Nets GM: 'It was just time' for D-Will to depart
LAS VEGAS — Brooklyn Nets general manager Billy King on Saturday said “it was just time” for point guard Deron Williams to depart after more than four seasons with the team.
“I think we both made it work — tried to make it work — I think we had some great moments with him,” King said, speaking prior to the Nets’ summer league game in Las Vegas.
Brooklyn will buy out the remaining $43 million on Williams’ contract for $27.5 million, with payments to him spread over the next five seasons, as first reported by NBA.com on Friday. Once Williams clears waivers, he’ll sign a two-year contract with the Dallas Mavericks worth approximately $10 million, sources told ESPN.com’s Marc Stein. The money Williams earns from Dallas would be on top of what Brooklyn owes him as part of the split.
Both King and Nets coach Lionel Hollins dismissed reports that the parting was related to a rocky relationship or confrontation between point guard and coach.
“You do not coach in the NBA and have confrontation,” Hollins said. “If you don’t have confrontation, but you’re trying to impose your will on players to do what is best for the team, and a lot of the time players have their own mindset of what’s best for them. And so ‘clash’ is a wrong word, and if people think Deron Williams was let go because something happened between us, then I should have let Zach Randolph go, I should have let Tony Allen go, I should have let Marc Gasol go, I should have let Rudy Gay go.”
By buying Williams out and stretching the $27.5 million over five years, the Nets will fall below the luxury tax line and avoid paying the progressive “repeater tax,” a decisive factor in the Nets’ decision to cut ties with Wiliams.
“We wouldn’t have done this if we didn’t get under the tax,” King said. “It wasn’t a mandate. It was just something that I felt — the goal. If we’re going to be championship-level, there’s no need to be a taxpayer.”
The move will also give Brooklyn ample salary-cap room following the 2015-16 season as they try to reboot following several seasons of exorbitant spending, yet advancing no further than the second round of the postseason.
“I think we were being realistic and said, ‘OK. We’re not where we wanted to be, so now we reshuffle the deck, we have a great chance to create a lot of cap space for next year,” King said. “We’re able to retain some young players. We kept some of the core together and added some new athleticism, so I think we’re headed in that direction.”
“And so ‘clash’ is a wrong word, and if people think Deron Williams was let go because something happened between us, then I should have let Zach Randolph go, I should have let Tony Allen go, I should have let Marc Gasol go, I should have let Rudy Gay go.”
Nets coach Lionel Hollins
Brooklyn’s attempts to trade Williams went nowhere, with a limited trade market seemingly getting thinner. The Sacramento Kings pondered trading for Williams last season, but it’s believed the Kings were no longer interested after striking a one-year, $9.5 million deal in free agency with Rajon Rondo.

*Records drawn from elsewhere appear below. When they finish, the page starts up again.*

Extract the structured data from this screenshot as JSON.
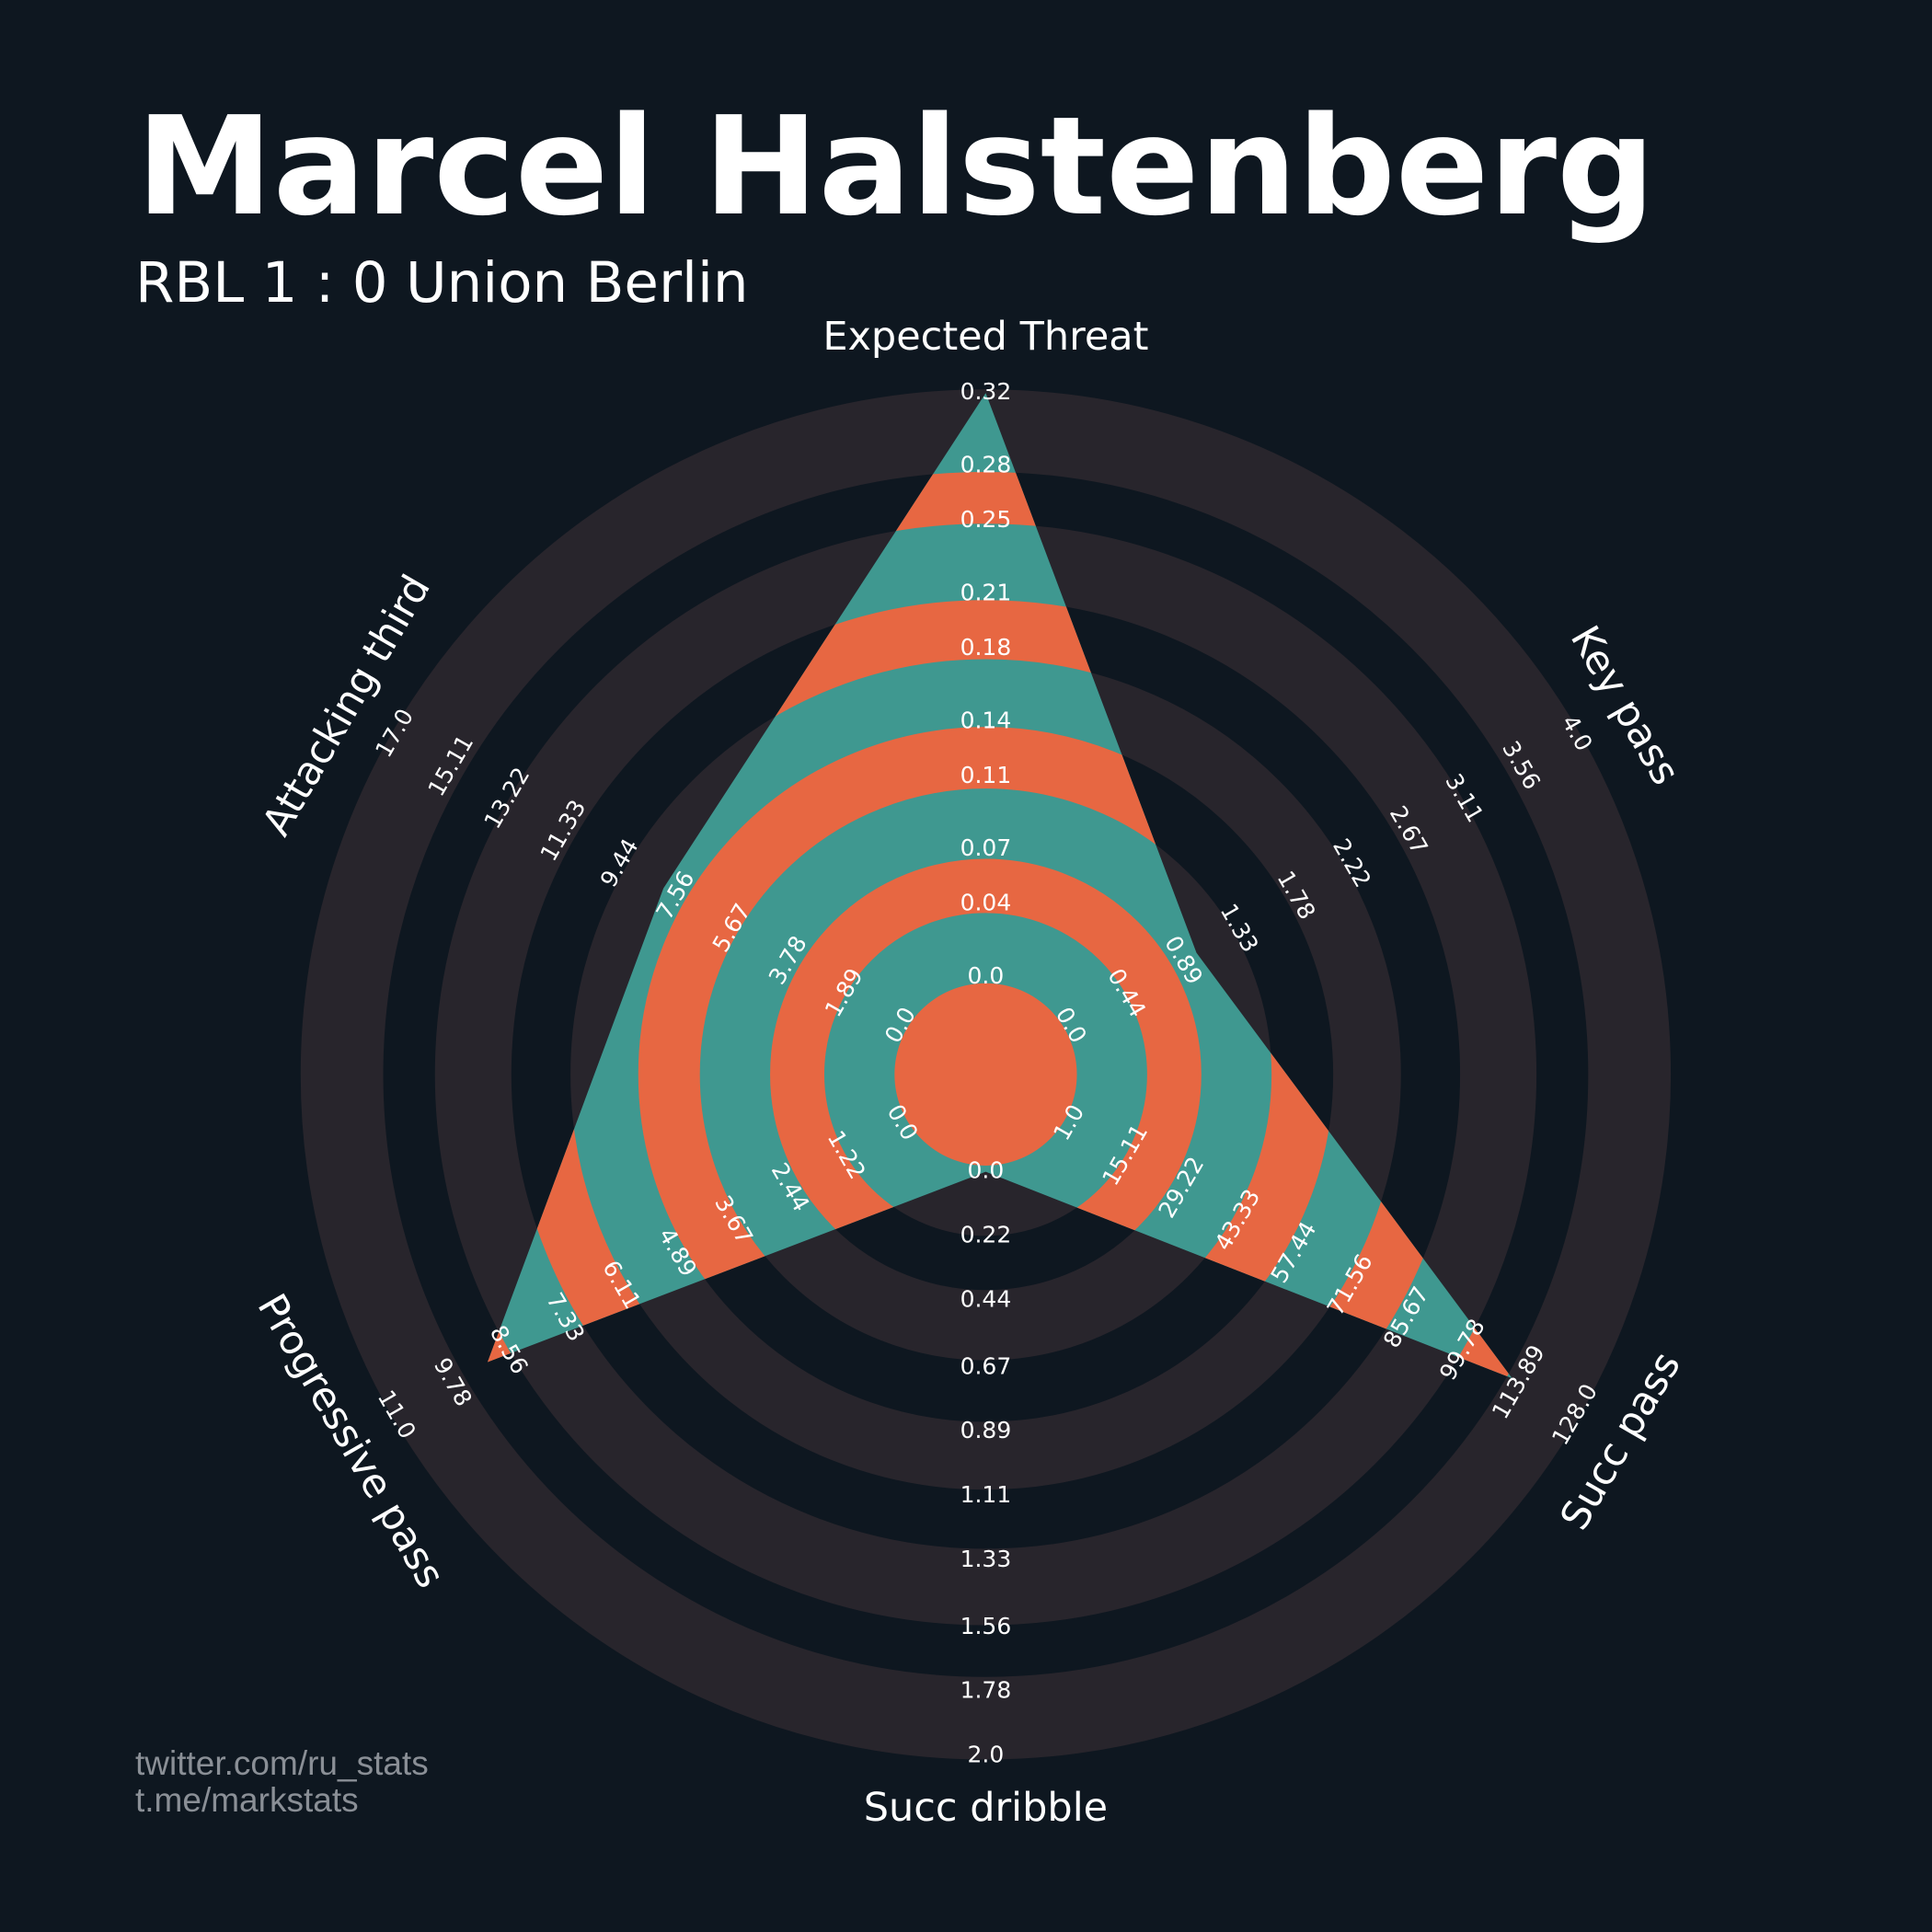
{
  "chart_data": {
    "type": "radar",
    "title": "Marcel Halstenberg",
    "subtitle": "RBL 1 : 0 Union Berlin",
    "credits": [
      "twitter.com/ru_stats",
      "t.me/markstats"
    ],
    "categories": [
      "Expected Threat",
      "Key pass",
      "Succ pass",
      "Succ dribble",
      "Progressive pass",
      "Attacking third"
    ],
    "values": [
      0.32,
      1,
      112,
      0,
      9,
      8
    ],
    "colors": {
      "background": "#0e1720",
      "ring": "#28252c",
      "fill": "#3f9890",
      "alt_fill": "#e76742"
    },
    "axes": [
      {
        "lim": [
          0,
          0.32
        ],
        "ticks": [
          {
            "value": 0,
            "label": "0.0"
          },
          0.04,
          0.07,
          0.11,
          0.14,
          0.18,
          0.21,
          0.25,
          0.28,
          0.32
        ]
      },
      {
        "lim": [
          0,
          4
        ],
        "ticks": [
          {
            "value": 0,
            "label": "0.0"
          },
          0.44,
          0.89,
          1.33,
          1.78,
          2.22,
          2.67,
          3.11,
          3.56,
          {
            "value": 4,
            "label": "4.0"
          }
        ]
      },
      {
        "lim": [
          1,
          128
        ],
        "ticks": [
          {
            "value": 1,
            "label": "1.0"
          },
          15.11,
          29.22,
          43.33,
          57.44,
          71.56,
          85.67,
          99.78,
          113.89,
          {
            "value": 128,
            "label": "128.0"
          }
        ]
      },
      {
        "lim": [
          0,
          2
        ],
        "ticks": [
          {
            "value": 0,
            "label": "0.0"
          },
          0.22,
          0.44,
          0.67,
          0.89,
          1.11,
          1.33,
          1.56,
          1.78,
          {
            "value": 2,
            "label": "2.0"
          }
        ]
      },
      {
        "lim": [
          0,
          11
        ],
        "ticks": [
          {
            "value": 0,
            "label": "0.0"
          },
          1.22,
          2.44,
          3.67,
          4.89,
          6.11,
          7.33,
          8.56,
          9.78,
          {
            "value": 11,
            "label": "11.0"
          }
        ]
      },
      {
        "lim": [
          0,
          17
        ],
        "ticks": [
          {
            "value": 0,
            "label": "0.0"
          },
          1.89,
          3.78,
          5.67,
          7.56,
          9.44,
          11.33,
          13.22,
          15.11,
          {
            "value": 17,
            "label": "17.0"
          }
        ]
      }
    ]
  }
}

The Mavericks, sources told Marc Stein, did not pursue a trade for Williams because of the salary-cap space such a move would eat up.
Williams’ departure leaves the Nets thin at point guard, a hole King said will be filled “by committee.” The Nets currently have veterans Jarrett Jack and Steve Blake, as well as Shane Larkin.
Though he was doggedly pursued as a prize free agent in the 2012 offseason when the Nets re-signed him to a five year, $98.7 million contract, Williams was beset by injuries and inconsistent play during his tenure with the team. He averaged 16.6 points, 7.5 assists and 3.2 rebounds per game with a true shooting percentage of 54.0 with Brooklyn and New Jersey.
“We’re going to lose a lot in Deron as a player, but it’s going to be a good move for him, going back home with his family, and it’s a different — maybe it is a fresh start,” Hollins said. “But it’s a different look from being in New York for all this time, with the expectations and the team not reaching some of the potential everybody expected it to be. So it works out for both. We probably get a little bit shorter end of the stick just because of his talent, but he hadn’t reached the level people expected him to in New York, and with everything that had gone on, I don’t know if he would have, but it’s probably for the best for both parties.”